Jesús atravesó de nuevo en barca a la otra orilla, se le reunió mucha gente a su alrededor y se quedó junto al mar. Se acercó un jefe de la sinagoga, que se llamaba Jairo, y, al verlo, se echó a sus pies, rogándole con insistencia: “Mi niña está en las últimas; ven, impón las manos sobre ella, para que se cure y viva”. Se fue con él y lo seguía mucha gente que lo apretujaba. Había una mujer que padecía flujos de sangre desde hacía doce años. Había sufrido mucho a manos de los médicos y se había gastado en eso toda su fortuna; pero en vez de mejorar, se había puesto peor. Oyó hablar de Jesús y, acercándose por detrás, entre la gente, le tocó el manto, pensando: “Con solo tocarle el manto curaré”. Inmediatamente se secó la fuente de sus hemorragias, y notó que su cuerpo estaba curado. Jesús, notando que había salido fuerza de él, se volvió enseguida, en medio de la gente, y preguntaba: “¿Quien me ha tocado el manto?” Los discípulos le contestaban: “Ves como te apretuja la gente y preguntas: ¿Quién me ha tocado?” Él seguía mirando alrededor, para ver a la que había hecho esto. La mujer se acercó asustada y temblorosa, al comprender lo que había ocurrido, se le echó a los pies y le confesó toda la verdad. Él le dice: “Hija, tu fe te ha curado. Vete en paz y queda curada de tu enfermedad. Todavía estaba hablando, cuando llegaron de casa del jefe de la sinagoga para decirle: “Tu hija se ha muerto. ¿Para qué molestar más al maestro?” Jesús alcanzó a oír lo que hablaban y le dijo al jefe de la sinagoga: “No temas; basta que tengas fe”. No permitió que lo acompañara nadie, más que Pedro, Santiago y Juan, el hermano de Santiago. Llegan a casa del jefe de la sinagoga y encuentra el alboroto de los que lloraban y se lamentaban a grito y después de entrar les dijo: “¿Qué estrépitos y qué lloros son estos? La niña no está muerta; está dormida”. Se reían de él. Pero él los echó fuera a todos y, con el padre y la madre de la niña y sus acompañantes, entró donde estaba la niña, la cogió de la mano y le dijo: “Talitha qumi” (que significa: “Contigo hablo, niña, levántate”). La niña se levantó inmediatamente y echó a andar; tenía doce años. Y quedaron fuera de sí llenos de estupor. Les insistió en que nadie se enterase; y les dijo que dieran de comer a la niña.” (San Marcos 5, 21-43).
COMENTARIO
Jesús atravesó a la otra orilla. Puede que nosotros también nos encontremos en la otra orilla y Jesús venga a buscarnos a donde nos encontramos. Y al encontrarle, ¿actuamos como Jairo o quedamos indiferentes ante su Presencia? Jairo se echa a sus pies y le ruega con insistencia por su niña que está en las últimas. ¿Conocemos a alguien querido que esté en las últimas? ¿O es que no conocemos ni queremos a nadie? ¿A quién conocemos para pedir a Jesús que se cure y viva? Seguro que a muchos cercanos a nosotros cada día. Porque esa persona para Jesús no está muerta: “está dormida”.

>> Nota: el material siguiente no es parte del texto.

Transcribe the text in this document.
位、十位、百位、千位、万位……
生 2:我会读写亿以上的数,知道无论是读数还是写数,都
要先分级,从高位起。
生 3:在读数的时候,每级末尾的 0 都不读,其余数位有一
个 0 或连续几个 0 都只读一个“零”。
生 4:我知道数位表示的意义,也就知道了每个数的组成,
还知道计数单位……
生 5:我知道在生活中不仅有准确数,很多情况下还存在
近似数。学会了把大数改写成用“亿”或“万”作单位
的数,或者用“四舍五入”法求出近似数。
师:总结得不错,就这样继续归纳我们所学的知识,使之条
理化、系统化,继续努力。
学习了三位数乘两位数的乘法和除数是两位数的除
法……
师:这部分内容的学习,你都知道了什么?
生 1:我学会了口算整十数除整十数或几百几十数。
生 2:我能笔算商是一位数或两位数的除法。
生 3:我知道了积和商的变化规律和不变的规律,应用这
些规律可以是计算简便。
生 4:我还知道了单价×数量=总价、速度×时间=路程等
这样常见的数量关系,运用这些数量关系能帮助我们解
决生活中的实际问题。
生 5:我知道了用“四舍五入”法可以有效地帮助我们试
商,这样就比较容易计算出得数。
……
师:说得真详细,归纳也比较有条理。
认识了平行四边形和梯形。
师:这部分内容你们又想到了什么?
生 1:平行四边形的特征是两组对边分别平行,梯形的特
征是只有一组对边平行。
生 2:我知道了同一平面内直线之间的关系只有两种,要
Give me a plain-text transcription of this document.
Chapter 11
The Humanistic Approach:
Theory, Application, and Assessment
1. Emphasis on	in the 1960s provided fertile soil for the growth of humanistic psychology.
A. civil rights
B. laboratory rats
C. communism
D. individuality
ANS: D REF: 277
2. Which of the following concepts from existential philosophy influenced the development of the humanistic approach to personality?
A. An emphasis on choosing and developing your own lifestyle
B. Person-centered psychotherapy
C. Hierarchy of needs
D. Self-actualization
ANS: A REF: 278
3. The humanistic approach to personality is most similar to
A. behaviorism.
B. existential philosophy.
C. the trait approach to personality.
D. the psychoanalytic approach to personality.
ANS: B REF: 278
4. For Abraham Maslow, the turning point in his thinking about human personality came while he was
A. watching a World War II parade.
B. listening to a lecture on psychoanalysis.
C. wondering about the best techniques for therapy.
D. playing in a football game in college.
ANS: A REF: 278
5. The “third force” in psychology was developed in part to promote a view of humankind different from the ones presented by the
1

O quizás seamos nosotros mismos los que como esa mujer impura que sufría flujos de sangre necesitemos hoy mismo que el Señor nos cure, a pesar que también llevemos años gastando nuestra fortuna en buscar nuestra curación en falsos dioses.
Tocar a Jesús. ¿Cómo se toca a Jesús? Primero por el oído, escuchando el kerigma, después en el corazón diciendo “hágase”, como María, y finalmente en todo nuestro ser: amando a Dios con todo el alma, con todo el corazón y con todas las fuerzas.
Mucha gente apretujaba a Jesús, pero sólo una mujer le tocó. Le tocó y se curó. Sea así con nosotros. Dios nos conceda esa gracia.